Neu: Der automatischer Lohnsteuerausgleich

Für den „Lohnsteuerausgleich“ ist ab 2017 kein Antrag mehr nötig - zumindest wenn ohnehin nur die Pauschalbeträge in Anspruch genommen werden. Geringverdiener und Pensionisten sparen sich damit auch den Antrag auf Auszahlung der Negativsteuer: Auch sie wird ab der zweiten Jahreshälfte automatisch ausgezahlt. Wer zusätzliche Ausgaben absetzen möchte, muss aber weiterhin einen Antrag stellen.
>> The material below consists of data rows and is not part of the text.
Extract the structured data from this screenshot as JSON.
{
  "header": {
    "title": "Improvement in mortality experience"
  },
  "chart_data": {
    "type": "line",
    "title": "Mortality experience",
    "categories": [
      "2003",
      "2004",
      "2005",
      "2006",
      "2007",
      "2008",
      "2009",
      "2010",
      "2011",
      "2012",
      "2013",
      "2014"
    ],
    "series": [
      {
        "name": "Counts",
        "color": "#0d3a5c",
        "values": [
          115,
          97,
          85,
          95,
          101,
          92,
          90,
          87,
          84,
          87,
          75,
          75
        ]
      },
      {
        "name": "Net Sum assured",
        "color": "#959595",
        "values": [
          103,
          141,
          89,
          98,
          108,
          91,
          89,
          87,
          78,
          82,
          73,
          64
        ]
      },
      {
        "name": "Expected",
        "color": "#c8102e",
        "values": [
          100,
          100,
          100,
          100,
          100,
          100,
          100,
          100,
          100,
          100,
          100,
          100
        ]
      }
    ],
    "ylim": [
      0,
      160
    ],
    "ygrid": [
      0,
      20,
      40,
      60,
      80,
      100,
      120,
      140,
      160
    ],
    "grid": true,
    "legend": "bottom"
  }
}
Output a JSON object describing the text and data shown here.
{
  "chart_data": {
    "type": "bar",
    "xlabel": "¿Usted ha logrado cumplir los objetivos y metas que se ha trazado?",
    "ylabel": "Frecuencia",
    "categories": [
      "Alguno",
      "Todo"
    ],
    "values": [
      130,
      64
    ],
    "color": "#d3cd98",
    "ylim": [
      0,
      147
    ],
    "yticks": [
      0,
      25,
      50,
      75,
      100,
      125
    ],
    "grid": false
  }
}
Die Finanz startet die „Antragslose Arbeitnehmerveranlagung“ (AANV) für das Jahr 2016 automatisch, wenn bis Ende Juni kein Antrag auf Lohnsteuerausgleich vorliegt und wenn mit einer Steuergutschrift zu rechnen ist.


Weitere Einschränkung: Wer in den letzten beiden Jahren zusätzliche Ausgaben abgesetzt (etwa außergewöhnliche Belastungen durch Krankheits- oder Kurkosten) oder Kinderfreibeträge genutzt hat, muss den Lohnsteuerausgleich auch diesmal selbst durchführen. Dasselbe gilt, wenn zusätzlich zu Gehalt oder Pension noch andere Einkünfte vorliegen.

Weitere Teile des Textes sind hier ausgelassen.